The plaintiff, Anthony Rufo, appeals from a judgment of a single justice of this court dismissing his "Civil Complaint for Relief from Judgment Pursuant to Mass. R. Civ. P. Rule 60 (b) (6) [, 365 Mass. 828 (1974)]." We affirm.
Rufo's complaint, filed in the county court, sought an order vacating this court's rescript in Commonwealth v. Rufo, 429 Mass. 380 (1999) (Rufo I). [Note 2] In Rufo I, we vacated an order of a judge in the Boston Municipal Court that required the State Police to pay Rufo an amount equivalent to the value of currency seized from him at the time of his 1992 arrest for alleged motor vehicle infractions. [Note 3]
The single justice dismissed Rufo's complaint, in part, on the ground that he lacked authority to grant the relief sought, i.e., an order invalidating a decision of the full court. On appeal, Rufo concedes that the single justice was correct on this point. However, Rufo now raises numerous arguments not raised before the single justice, only one of which warrants discussion. [Note 4] Rufo contends that the court's decision in Rufo I is a nullity because the court lacked subject matter jurisdiction to decide that case. Rufo argues that in
the course of deciding Rufo I, in which the court was exercising its jurisdiction to review determinations made in the Boston Municipal Court (see G.L. c. 211A, § 10), the court usurped the exclusive subject matter jurisdiction of Federal courts over Federal forfeiture proceedings. See 28 U.S.C. § 1355(a) (2000). Rufo's contention is without merit. In Rufo I, the central issue was the authority of a judge in the Boston Municipal Court to issue an order concerning funds seized by State law enforcement officials that had been turned over to Federal authorities and that were the subject of a Federal forfeiture proceeding. We concluded that in rem jurisdiction over the currency had been exercised by Federal authorities before the State court took any action relative to the funds, and that, as a result, the Boston Municipal Court judge lacked authority to enter orders concerning the disposition of the funds. Id. at 383-384.
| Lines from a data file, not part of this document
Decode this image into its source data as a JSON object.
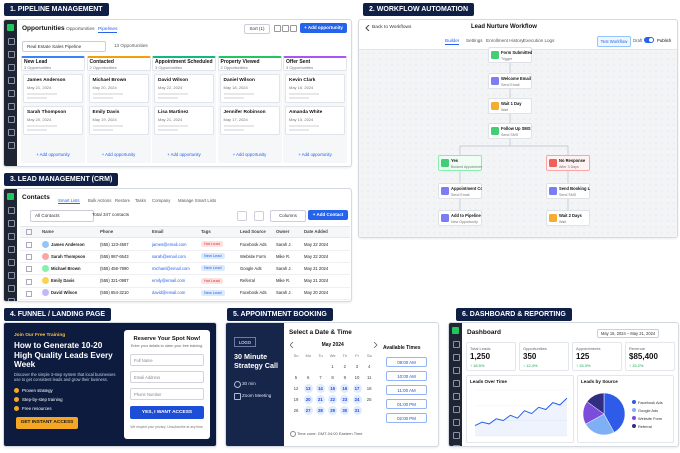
{
  "sections": [
    "1. PIPELINE MANAGEMENT",
    "2. WORKFLOW AUTOMATION",
    "3. LEAD MANAGEMENT (CRM)",
    "4. FUNNEL / LANDING PAGE",
    "5. APPOINTMENT BOOKING",
    "6. DASHBOARD & REPORTING"
  ],
  "pipeline": {
    "title": "Opportunities",
    "tabs": [
      "Opportunities",
      "Pipelines"
    ],
    "filter": "Real Estate Sales Pipeline",
    "count": "13 Opportunities",
    "sort": "Sort (1)",
    "add": "+ Add opportunity",
    "stages": [
      {
        "name": "New Lead",
        "count": "3 Opportunities",
        "color": "#3b82f6",
        "cards": [
          {
            "name": "James Anderson",
            "date": "May 21, 2024"
          },
          {
            "name": "Sarah Thompson",
            "date": "May 20, 2024"
          }
        ]
      },
      {
        "name": "Contacted",
        "count": "2 Opportunities",
        "color": "#f59e0b",
        "cards": [
          {
            "name": "Michael Brown",
            "date": "May 20, 2024"
          },
          {
            "name": "Emily Davis",
            "date": "May 19, 2024"
          }
        ]
      },
      {
        "name": "Appointment Scheduled",
        "count": "3 Opportunities",
        "color": "#10b981",
        "cards": [
          {
            "name": "David Wilson",
            "date": "May 22, 2024"
          },
          {
            "name": "Lisa Martinez",
            "date": "May 21, 2024"
          }
        ]
      },
      {
        "name": "Property Viewed",
        "count": "2 Opportunities",
        "color": "#22c55e",
        "cards": [
          {
            "name": "Daniel Wilson",
            "date": "May 18, 2024"
          },
          {
            "name": "Jennifer Robinson",
            "date": "May 17, 2024"
          }
        ]
      },
      {
        "name": "Offer Sent",
        "count": "3 Opportunities",
        "color": "#a855f7",
        "cards": [
          {
            "name": "Kevin Clark",
            "date": "May 16, 2024"
          },
          {
            "name": "Amanda White",
            "date": "May 15, 2024"
          }
        ]
      }
    ],
    "add_link": "+ Add opportunity"
  },
  "workflow": {
    "back": "Back to Workflows",
    "title": "Lead Nurture Workflow",
    "tabs": [
      "Builder",
      "Settings",
      "Enrollment History",
      "Execution Logs"
    ],
    "test": "Test Workflow",
    "draft": "Draft",
    "publish": "Publish",
    "nodes": [
      {
        "title": "Form Submitted",
        "sub": "Trigger"
      },
      {
        "title": "Welcome Email",
        "sub": "Send Email"
      },
      {
        "title": "Wait 1 Day",
        "sub": "Wait"
      },
      {
        "title": "Follow Up SMS",
        "sub": "Send SMS"
      },
      {
        "title": "Yes",
        "sub": "Booked Appointment"
      },
      {
        "title": "No Response",
        "sub": "After 3 Days"
      },
      {
        "title": "Appointment Confirmation",
        "sub": "Send Email"
      },
      {
        "title": "Send Booking Link",
        "sub": "Send SMS"
      },
      {
        "title": "Add to Pipeline",
        "sub": "New Opportunity"
      },
      {
        "title": "Wait 2 Days",
        "sub": "Wait"
      }
    ]
  },
  "crm": {
    "title": "Contacts",
    "tabs": [
      "Smart Lists",
      "Bulk Actions",
      "Restore",
      "Tasks",
      "Company",
      "Manage Smart Lists"
    ],
    "filter": "All Contacts",
    "total": "Total 347 contacts",
    "columns_btn": "Columns",
    "add": "+ Add Contact",
    "columns": [
      "Name",
      "Phone",
      "Email",
      "Tags",
      "Lead Source",
      "Owner",
      "Date Added"
    ],
    "rows": [
      [
        "James Anderson",
        "(555) 123-4567",
        "james@email.com",
        "Hot Lead",
        "Facebook Ads",
        "Sarah J.",
        "May 22 2024"
      ],
      [
        "Sarah Thompson",
        "(555) 987-6543",
        "sarah@email.com",
        "New Lead",
        "Website Form",
        "Mike R.",
        "May 22 2024"
      ],
      [
        "Michael Brown",
        "(555) 456-7890",
        "michael@email.com",
        "New Lead",
        "Google Ads",
        "Sarah J.",
        "May 21 2024"
      ],
      [
        "Emily Davis",
        "(555) 321-0987",
        "emily@email.com",
        "Hot Lead",
        "Referral",
        "Mike R.",
        "May 21 2024"
      ],
      [
        "David Wilson",
        "(555) 654-3210",
        "david@email.com",
        "New Lead",
        "Facebook Ads",
        "Sarah J.",
        "May 20 2024"
      ]
    ]
  },
  "funnel": {
    "kicker": "Join Our Free Training",
    "headline": "How to Generate 10-20 High Quality Leads Every Week",
    "desc": "Discover the simple 3-step system that local businesses use to get consistent leads and grow their business.",
    "bullets": [
      "Proven strategy",
      "Step-by-step training",
      "Free resources"
    ],
    "cta": "GET INSTANT ACCESS",
    "form_title": "Reserve Your Spot Now!",
    "form_sub": "Enter your details to claim your free training.",
    "fields": [
      "Full Name",
      "Email Address",
      "Phone Number"
    ],
    "submit": "YES, I WANT ACCESS",
    "privacy": "We respect your privacy. Unsubscribe at any time."
  },
  "booking": {
    "title": "Select a Date & Time",
    "logo": "LOGO",
    "event": "30 Minute Strategy Call",
    "duration": "30 min",
    "location": "Zoom Meeting",
    "month": "May 2024",
    "weekdays": [
      "Su",
      "Mo",
      "Tu",
      "We",
      "Th",
      "Fr",
      "Sa"
    ],
    "days": [
      1,
      2,
      3,
      4,
      5,
      6,
      7,
      8,
      9,
      10,
      11,
      12,
      13,
      14,
      15,
      16,
      17,
      18,
      19,
      20,
      21,
      22,
      23,
      24,
      25,
      26,
      27,
      28,
      29,
      30,
      31
    ],
    "times_title": "Available Times",
    "times": [
      "09:00 AM",
      "10:00 AM",
      "11:00 AM",
      "01:00 PM",
      "02:00 PM"
    ],
    "timezone": "Time zone: GMT-04:00 Eastern Time"
  },
  "dashboard": {
    "title": "Dashboard",
    "range": "May 15, 2024 – May 21, 2024",
    "kpis": [
      {
        "label": "Total Leads",
        "value": "1,250",
        "change": "↑ 18.5%"
      },
      {
        "label": "Opportunities",
        "value": "350",
        "change": "↑ 12.4%"
      },
      {
        "label": "Appointments",
        "value": "125",
        "change": "↑ 15.3%"
      },
      {
        "label": "Revenue",
        "value": "$85,400",
        "change": "↑ 15.2%"
      }
    ],
    "line": {
      "type": "line",
      "title": "Leads Over Time",
      "values": [
        18,
        24,
        21,
        30,
        27,
        36,
        31,
        44,
        39,
        50,
        46,
        58,
        54,
        66
      ],
      "ylim": [
        0,
        80
      ],
      "color": "#2563eb"
    },
    "pie": {
      "type": "pie",
      "title": "Leads by Source",
      "categories": [
        "Facebook Ads",
        "Google Ads",
        "Website Form",
        "Referral"
      ],
      "values": [
        42,
        25,
        18,
        15
      ],
      "colors": [
        "#2f5bea",
        "#7fb0f5",
        "#7c4ddb",
        "#312e81"
      ]
    }
  }
}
Rufo's contention that this court, in deciding Rufo I, acted in place of the Federal judiciary on a matter within its exclusive province, fails to apprehend that the court in Rufo I did not rule on the merits of the Federal forfeiture proceeding, but only considered it as part of the chronology of events when determining whether the Federal or State court asserted jurisdiction over the currency in the first instance. Indeed, the court expressly noted that it was not for this court to assess the validity of the Federal forfeiture proceeding. [Note 5] Rufo I, supra at 384 n.7. To the extent that Rufo's argument is that this court lacked authority to interpret Federal law, the claim is clearly without merit and warrants no further discussion.
The case was submitted on briefs.
Anthony Rufo, pro se.
Eva M. Badway, Assistant Attorney General, for the Commonwealth.
[Note 1] Department of State Police.
[Note 2] Rufo's complaint was filed in April, 2003, some four years after the court's decision in Commonwealth v. Rufo, 429 Mass. 380 (1999) (Rufo I). The record discloses no reason for Rufo's failure to assert his claims sooner, either as part of the appeal in Rufo I, or in a timely petition for rehearing. See Mass. R. A. P. 27, as amended, 410 Mass. 1602 (1991). The Commonwealth moved in August, 2003, to dismiss the complaint. The single justice allowed that motion and dismissed the complaint in September, 2003.
[Note 3] The facts that give rise to Rufo's claims are set forth in detail in Rufo I and need not be reiterated here.
[Note 4] The remainder of Rufo's arguments could have been, but were not, raised by him in Rufo I or before the single justice, and are therefore barred by principles of claim preclusion or waiver. See Heacock v. Heacock, 402 Mass. 21 , 23 (1988); Milton v. Boston, 427 Mass. 1016 , 1017 (1998) (declining to address in first instance claims and arguments not raised before single justice).
[Note 5] Rufo was not successful in contesting the Federal forfeiture in the Federal proceeding. Rufo I, supra at 382.